My shirt is a circa 1989 “covers all faults”-length model, which means it drapes past my “wide load” rear end like a maternity top.  My earrings look like baubles that hang from a tacky chandelier (like the one in my mother-in-law’s dining room).  My shoes are well-worn, white canvas K-Mart “blue light” specials. They’re comfortable without socks, especially if you count the orthopedic insoles, which, unfortunately, are starting to smell like napalm.

This is my favorite outfit.  Sadly, it is also my best one.

I wasn’t always this pitiful.  At one point in my young life, I wore Calvin Klein jeans and Pendleton wool suits.  That was before I had children, who now bolster my self-image with comments like, “Mom!  You’re NOT wearing THAT, are you?”  (This is when I threaten to drive them to school and force them to be seen by their friends with “Mommy Rear-est.”)

It’s not that I have no pride left.  I just truly hate shopping for my own clothes since I am no longer a size 8, thanks to midlife and my three ungrateful 10-lbs.-at-birth-each babies.

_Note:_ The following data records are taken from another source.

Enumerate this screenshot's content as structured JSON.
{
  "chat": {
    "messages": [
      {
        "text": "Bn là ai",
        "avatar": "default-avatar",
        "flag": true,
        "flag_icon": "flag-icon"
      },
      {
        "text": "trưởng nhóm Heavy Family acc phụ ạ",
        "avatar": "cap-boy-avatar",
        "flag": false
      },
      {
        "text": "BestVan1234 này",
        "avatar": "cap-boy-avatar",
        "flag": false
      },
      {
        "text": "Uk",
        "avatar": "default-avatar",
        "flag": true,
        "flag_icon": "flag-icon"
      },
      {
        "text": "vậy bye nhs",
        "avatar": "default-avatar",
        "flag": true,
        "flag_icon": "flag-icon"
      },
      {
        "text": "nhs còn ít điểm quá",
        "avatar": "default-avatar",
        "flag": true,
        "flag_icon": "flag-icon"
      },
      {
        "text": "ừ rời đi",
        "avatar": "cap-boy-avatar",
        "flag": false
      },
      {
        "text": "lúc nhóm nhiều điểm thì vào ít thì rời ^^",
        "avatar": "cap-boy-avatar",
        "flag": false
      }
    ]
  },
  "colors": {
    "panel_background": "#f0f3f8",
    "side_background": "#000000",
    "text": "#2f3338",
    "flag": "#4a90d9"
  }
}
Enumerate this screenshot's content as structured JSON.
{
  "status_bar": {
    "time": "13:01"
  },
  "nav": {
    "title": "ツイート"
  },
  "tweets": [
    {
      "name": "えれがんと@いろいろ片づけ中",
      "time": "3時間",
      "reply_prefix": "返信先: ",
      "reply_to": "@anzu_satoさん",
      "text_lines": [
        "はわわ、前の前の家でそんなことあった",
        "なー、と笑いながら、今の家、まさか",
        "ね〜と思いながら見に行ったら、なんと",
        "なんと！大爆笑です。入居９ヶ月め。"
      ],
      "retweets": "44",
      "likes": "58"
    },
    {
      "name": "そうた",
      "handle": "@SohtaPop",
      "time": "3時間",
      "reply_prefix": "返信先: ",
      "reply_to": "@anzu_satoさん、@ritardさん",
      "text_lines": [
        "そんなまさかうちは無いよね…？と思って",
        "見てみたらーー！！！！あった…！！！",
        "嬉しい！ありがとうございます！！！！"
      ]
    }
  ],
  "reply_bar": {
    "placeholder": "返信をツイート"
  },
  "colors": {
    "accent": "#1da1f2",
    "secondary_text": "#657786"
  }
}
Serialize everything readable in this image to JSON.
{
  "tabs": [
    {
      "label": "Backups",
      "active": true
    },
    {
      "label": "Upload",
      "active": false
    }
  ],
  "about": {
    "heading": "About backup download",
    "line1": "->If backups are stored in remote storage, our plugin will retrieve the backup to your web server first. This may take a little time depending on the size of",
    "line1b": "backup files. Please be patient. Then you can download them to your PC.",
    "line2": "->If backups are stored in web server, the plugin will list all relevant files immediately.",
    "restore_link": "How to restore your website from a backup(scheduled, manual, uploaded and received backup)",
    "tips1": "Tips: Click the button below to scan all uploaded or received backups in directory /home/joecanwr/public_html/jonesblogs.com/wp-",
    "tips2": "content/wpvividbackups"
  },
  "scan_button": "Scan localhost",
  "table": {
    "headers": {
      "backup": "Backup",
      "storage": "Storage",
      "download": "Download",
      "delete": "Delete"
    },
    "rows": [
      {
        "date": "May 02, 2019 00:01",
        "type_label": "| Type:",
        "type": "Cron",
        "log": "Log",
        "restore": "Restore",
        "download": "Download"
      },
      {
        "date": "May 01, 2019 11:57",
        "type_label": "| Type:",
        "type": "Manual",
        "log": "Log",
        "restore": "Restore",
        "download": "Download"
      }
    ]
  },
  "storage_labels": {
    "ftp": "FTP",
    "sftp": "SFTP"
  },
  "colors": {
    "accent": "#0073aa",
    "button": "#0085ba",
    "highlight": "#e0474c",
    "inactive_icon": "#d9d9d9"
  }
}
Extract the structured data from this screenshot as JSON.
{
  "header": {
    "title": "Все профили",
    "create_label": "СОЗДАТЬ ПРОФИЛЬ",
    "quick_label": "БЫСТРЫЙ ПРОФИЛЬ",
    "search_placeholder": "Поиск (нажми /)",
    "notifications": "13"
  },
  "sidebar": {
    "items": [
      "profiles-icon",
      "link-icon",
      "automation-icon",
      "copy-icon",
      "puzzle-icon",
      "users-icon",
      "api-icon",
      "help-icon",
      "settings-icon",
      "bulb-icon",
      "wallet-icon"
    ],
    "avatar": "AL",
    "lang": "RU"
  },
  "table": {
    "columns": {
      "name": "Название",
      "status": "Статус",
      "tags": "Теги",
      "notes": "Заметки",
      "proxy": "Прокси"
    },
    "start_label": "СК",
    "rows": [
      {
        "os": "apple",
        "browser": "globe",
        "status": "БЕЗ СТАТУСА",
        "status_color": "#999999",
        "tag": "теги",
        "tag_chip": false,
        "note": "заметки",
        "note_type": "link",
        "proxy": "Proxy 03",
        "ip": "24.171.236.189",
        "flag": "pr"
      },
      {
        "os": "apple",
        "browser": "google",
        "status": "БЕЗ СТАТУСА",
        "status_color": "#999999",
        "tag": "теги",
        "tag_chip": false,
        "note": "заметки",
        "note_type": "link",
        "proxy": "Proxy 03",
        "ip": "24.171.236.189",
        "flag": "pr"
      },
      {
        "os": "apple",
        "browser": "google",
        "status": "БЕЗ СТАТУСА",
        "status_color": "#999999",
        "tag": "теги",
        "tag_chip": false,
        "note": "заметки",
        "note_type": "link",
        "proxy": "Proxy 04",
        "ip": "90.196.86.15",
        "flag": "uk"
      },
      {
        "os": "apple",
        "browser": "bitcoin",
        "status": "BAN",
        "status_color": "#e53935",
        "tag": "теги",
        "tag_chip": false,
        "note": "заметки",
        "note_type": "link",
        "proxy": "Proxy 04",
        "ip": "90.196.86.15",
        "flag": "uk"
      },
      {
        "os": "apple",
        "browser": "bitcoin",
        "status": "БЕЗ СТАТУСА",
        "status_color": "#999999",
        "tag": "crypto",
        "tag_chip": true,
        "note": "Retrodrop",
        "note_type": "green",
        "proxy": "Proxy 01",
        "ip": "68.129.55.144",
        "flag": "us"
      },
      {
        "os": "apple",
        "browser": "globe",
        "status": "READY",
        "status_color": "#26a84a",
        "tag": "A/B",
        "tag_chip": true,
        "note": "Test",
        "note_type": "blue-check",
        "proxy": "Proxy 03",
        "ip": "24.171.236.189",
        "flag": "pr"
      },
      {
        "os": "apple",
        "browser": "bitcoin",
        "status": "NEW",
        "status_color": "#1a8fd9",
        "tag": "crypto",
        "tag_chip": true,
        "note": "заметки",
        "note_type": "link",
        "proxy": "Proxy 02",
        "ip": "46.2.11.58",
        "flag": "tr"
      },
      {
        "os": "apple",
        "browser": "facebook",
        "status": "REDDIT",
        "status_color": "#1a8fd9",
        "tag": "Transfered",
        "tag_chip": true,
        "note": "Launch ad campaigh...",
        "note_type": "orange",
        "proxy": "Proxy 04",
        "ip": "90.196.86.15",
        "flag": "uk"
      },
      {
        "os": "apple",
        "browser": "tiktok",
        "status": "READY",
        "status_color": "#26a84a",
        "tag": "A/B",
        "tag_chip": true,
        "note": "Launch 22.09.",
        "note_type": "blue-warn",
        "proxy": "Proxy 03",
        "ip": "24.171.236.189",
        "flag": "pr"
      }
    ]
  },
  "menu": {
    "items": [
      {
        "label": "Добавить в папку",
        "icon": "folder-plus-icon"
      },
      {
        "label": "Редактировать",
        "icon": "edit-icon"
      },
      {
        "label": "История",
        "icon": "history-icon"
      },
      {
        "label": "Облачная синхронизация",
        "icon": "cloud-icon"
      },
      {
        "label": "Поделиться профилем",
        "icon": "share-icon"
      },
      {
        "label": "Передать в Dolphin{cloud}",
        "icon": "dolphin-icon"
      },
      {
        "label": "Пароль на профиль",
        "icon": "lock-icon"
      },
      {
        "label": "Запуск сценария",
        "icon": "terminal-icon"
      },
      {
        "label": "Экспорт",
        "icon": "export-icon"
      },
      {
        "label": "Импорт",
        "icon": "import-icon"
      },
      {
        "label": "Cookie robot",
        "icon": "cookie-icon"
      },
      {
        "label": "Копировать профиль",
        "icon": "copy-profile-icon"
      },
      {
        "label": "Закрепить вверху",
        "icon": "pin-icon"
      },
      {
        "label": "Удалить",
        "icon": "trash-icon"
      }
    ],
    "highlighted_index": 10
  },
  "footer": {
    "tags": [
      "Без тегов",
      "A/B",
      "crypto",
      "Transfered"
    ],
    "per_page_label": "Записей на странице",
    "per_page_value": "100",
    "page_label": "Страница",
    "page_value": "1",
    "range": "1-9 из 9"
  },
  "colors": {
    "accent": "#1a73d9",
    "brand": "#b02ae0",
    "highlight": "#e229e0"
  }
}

I imagine that behind each and every two-way dressing room mirror there exists a pervert whose weird fetish in life is to ogle the jellyrolls of stretch-marked flab being squeezed into a pair of jeans marked “size 18” when they’re really a size 2.  Clothing designers claim that they mark clothes this way to make the shopper feel better about her size.  I’ll feel better when they start designing stylish clothes for real women and not just for transvestites and Ozzy Osbourne’s family.

And another thing:  Just who is this sadist hired by department stores to install that harsh lighting, making every woman look like a cross between Casper the Friendly Ghost and Tammy Faye Bakker on an “Even Jesus Can’t Help Me Now” day?   Seriously, I do not want to look into a halogen lighted mirror and be that up close and personal with every mascara-smeared teabag that has come to die under my eyes!

And why do these same stores insist on putting Ally McBeal look-alikes in the Plus Size Ladies department?  If I hear one more scrawny, “I had celery and water for lunch and I’m so full!” anorexic neophyte cluck her tongue at me disapprovingly as I jam my jodhpur-shaped hips into a cocktail dress – all the while reassuring me that she’s sure I’m beautiful on the inside – I’m gonna kick her bony behind from here to McDonald’s and stuff a Big Mac down her throat.

Can we talk…panties?  I swear, the only thing left on the shelves today looks like dental floss for your rear end.  For the fashion-impaired, “hopelessly out of sync” moms like me, I’m talking about thongs.  Let me ask you:  As women, haven’t we paid enough dues in life by digging that darn piece of fabric OUT of our cracks since we were six years old?  How much comfort are we expected to sacrifice for panty lines?  Puh-lease.  I’d rather have underwear made from burlap flour sacks.  At least they would hide my grapefruit-dimpled cellulite cheeks instead of accentuating them.  I’m certain they’d be much more comfortable than kite string up my you-know-where.   Give me my “granny panties” any old day – the ones with the waistband that fits snugly under my armpits.

My only sanity-saving grace is that I know my husband loves me for who I am and not for what I wear.  After all, his outfits look like Goodwill rejects.  Misery loves company.